Ji Woo's eyes suddenly widened. She looked up sharply — directly at him. "Fang Leng," she said in a low voice, " someone is here."
Fang Leng turned, he didn't see anything.
Leng Yue felt their gazes hit him like a force. He gape, his breaths were shallow, chest still heaving as if he'd run through a thousand nightmares. His palms were cold with sweat, and his heart... it thundered with dread.
He didn't wait to calm himself. Still barefoot, still half in shock, he walked swiftly — then ran — through the corridors of the palace, ignoring the greetings of startled guards. He needed to speak with his father because what he had was not just a dream but vision.
The Emperor was alone, surrounded by scrolls, candles, and silence. He looked up when the door burst open.

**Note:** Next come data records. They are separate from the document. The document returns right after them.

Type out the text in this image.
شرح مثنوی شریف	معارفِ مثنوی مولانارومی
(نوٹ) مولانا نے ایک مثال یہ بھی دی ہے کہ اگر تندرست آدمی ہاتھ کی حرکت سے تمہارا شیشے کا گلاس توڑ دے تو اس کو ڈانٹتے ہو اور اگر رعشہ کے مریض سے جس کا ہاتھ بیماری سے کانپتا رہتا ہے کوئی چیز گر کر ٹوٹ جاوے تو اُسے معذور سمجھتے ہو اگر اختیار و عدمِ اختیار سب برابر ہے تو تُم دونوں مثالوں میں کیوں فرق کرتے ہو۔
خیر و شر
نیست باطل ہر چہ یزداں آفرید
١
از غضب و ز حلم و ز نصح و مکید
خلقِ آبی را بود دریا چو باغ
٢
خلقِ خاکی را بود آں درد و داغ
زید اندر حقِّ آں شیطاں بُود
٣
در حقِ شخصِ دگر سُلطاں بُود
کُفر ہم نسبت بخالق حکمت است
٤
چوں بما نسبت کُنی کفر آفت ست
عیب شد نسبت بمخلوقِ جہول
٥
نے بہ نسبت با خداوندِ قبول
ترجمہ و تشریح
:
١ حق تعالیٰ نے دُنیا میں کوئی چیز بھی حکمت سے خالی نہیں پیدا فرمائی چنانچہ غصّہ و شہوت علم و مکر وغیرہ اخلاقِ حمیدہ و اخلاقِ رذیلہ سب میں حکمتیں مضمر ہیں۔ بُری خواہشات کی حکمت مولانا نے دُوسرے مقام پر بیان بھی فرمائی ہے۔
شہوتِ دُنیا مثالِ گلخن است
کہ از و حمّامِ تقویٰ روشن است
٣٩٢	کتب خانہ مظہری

"Leng Yue?" he said, rising. "What is it?" the prince dropped to one knee, voice uneven.
"Father… I saw them." the Emperor's brows furrowed. "Who? "
"Hei xiezhi and Ji woo, the woman I saw in my vision. But she was working with Hei xiezhi instead of fang Leng. He's taking the soldiers and turning them into… monsters. " Leng Yue's voice cracked
The Emperor stared at his son in silence, absorbing each word like poison.Then slowly, he sat back down. "Then we must see Tian yu," be murmured.